Alerting signals, symptoms, evidence of occurrence:
Three levels of damage were agreed upon for the study and range from a level of “0” (no damage); level “1” (minimal damage sustained upon procurement requiring no intervention); level “2” (damage sustained upon procurement requiring some surgical repair but not rendering the allograft non-transplantable); and finally level “3” (damage sustained upon procurement rendering the allograft non-transplantable).

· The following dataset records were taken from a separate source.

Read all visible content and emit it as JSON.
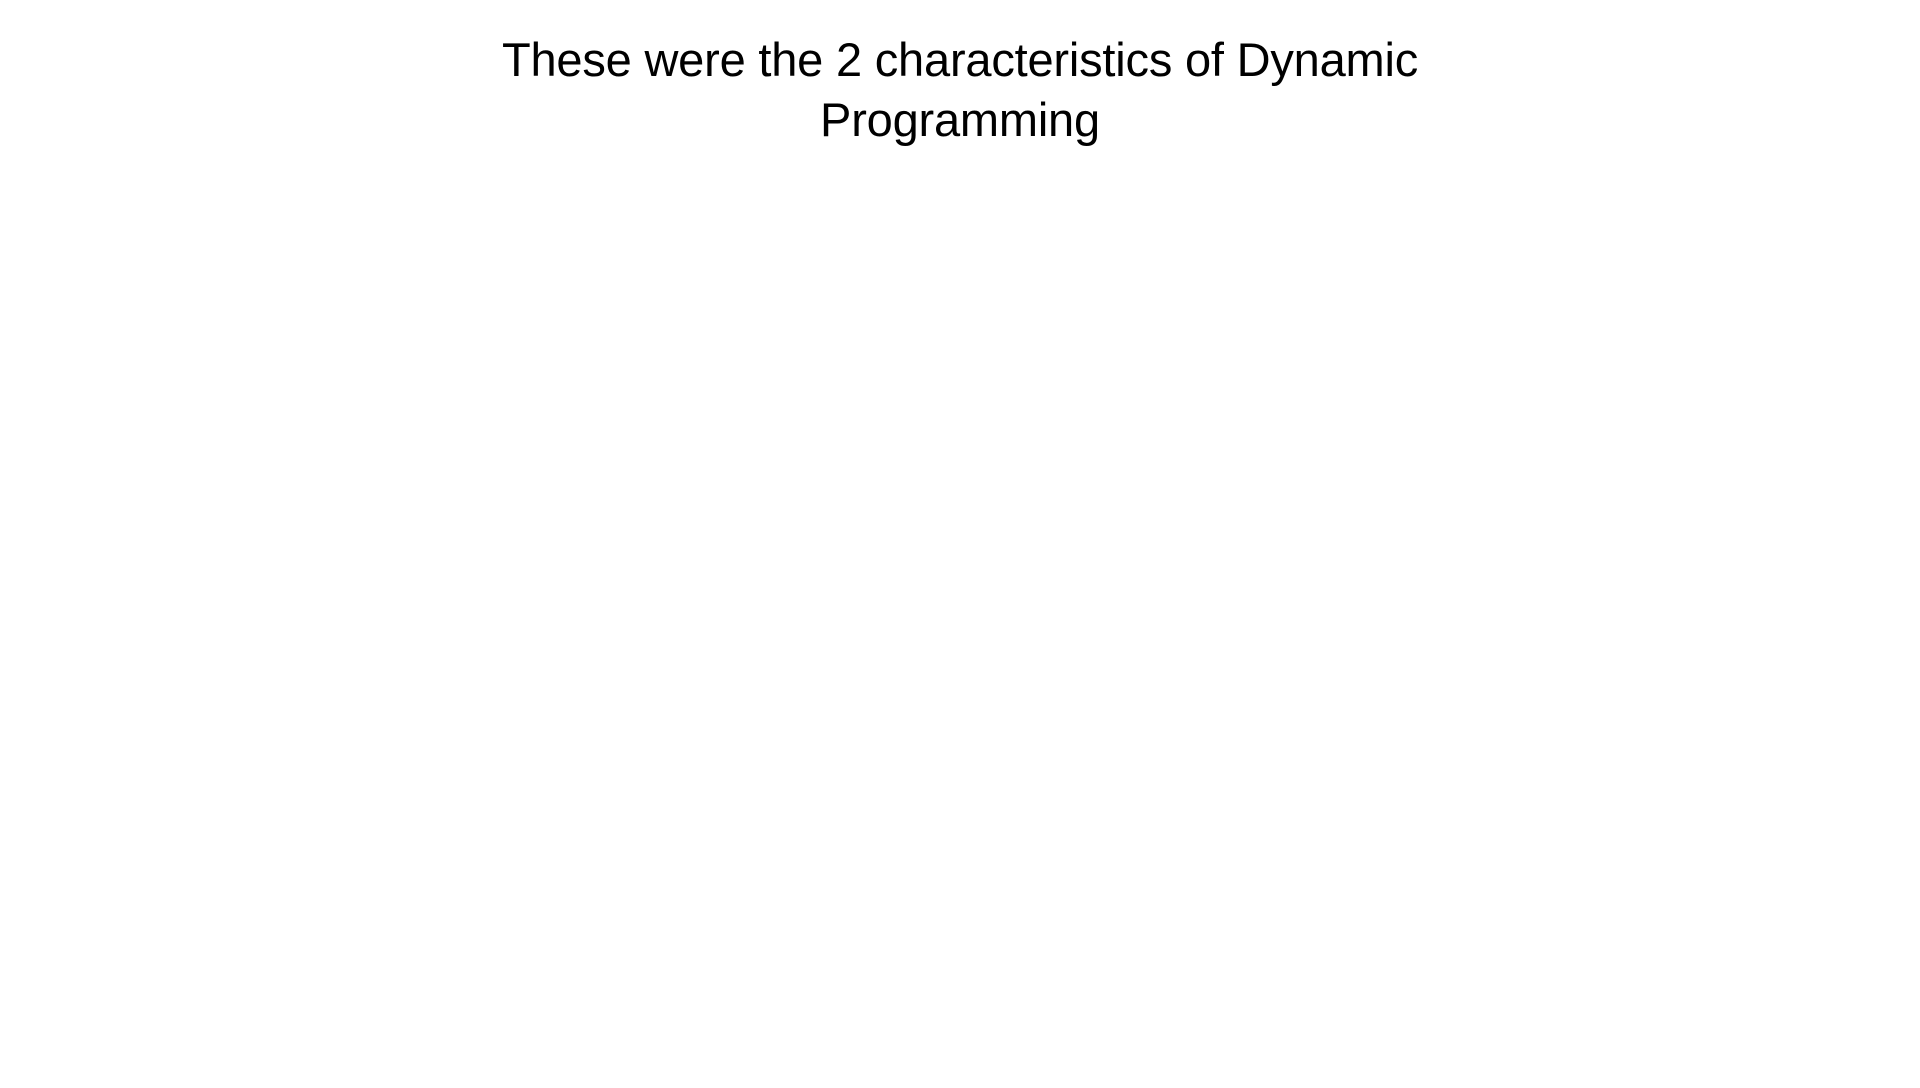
{
  "slide": {
    "title": "These were the 2 characteristics of Dynamic Programming"
  }
}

Recovered pancreas= 855; Transplanted pancreas = 648; Type 1 damage = 7; Type 2 damage = 3; Type 3 damage = 4 [4/855 (0.47%)]
Demonstration of imputability or root cause:
A level of damage would be reported by the transplanting surgeon and reviewed and agreed upon by the medical director of the procuring OPO in consultation with the medical advisory board within that OPO (as deemed necessary by the individual medical director). Causes of Class 3 Injury for 4 Pancreas: Vascular injury (2); Traction injury to organ (2).
Deceased donor organ procurement injuries in the United States. Tim E Taber, Nikole A Neidlinger, et al. World J Transplant. Jun 24, 2016; 6(2): 423-428
Expert comments for publication:
Study is relevant and can lead to recognition of need for process improvements.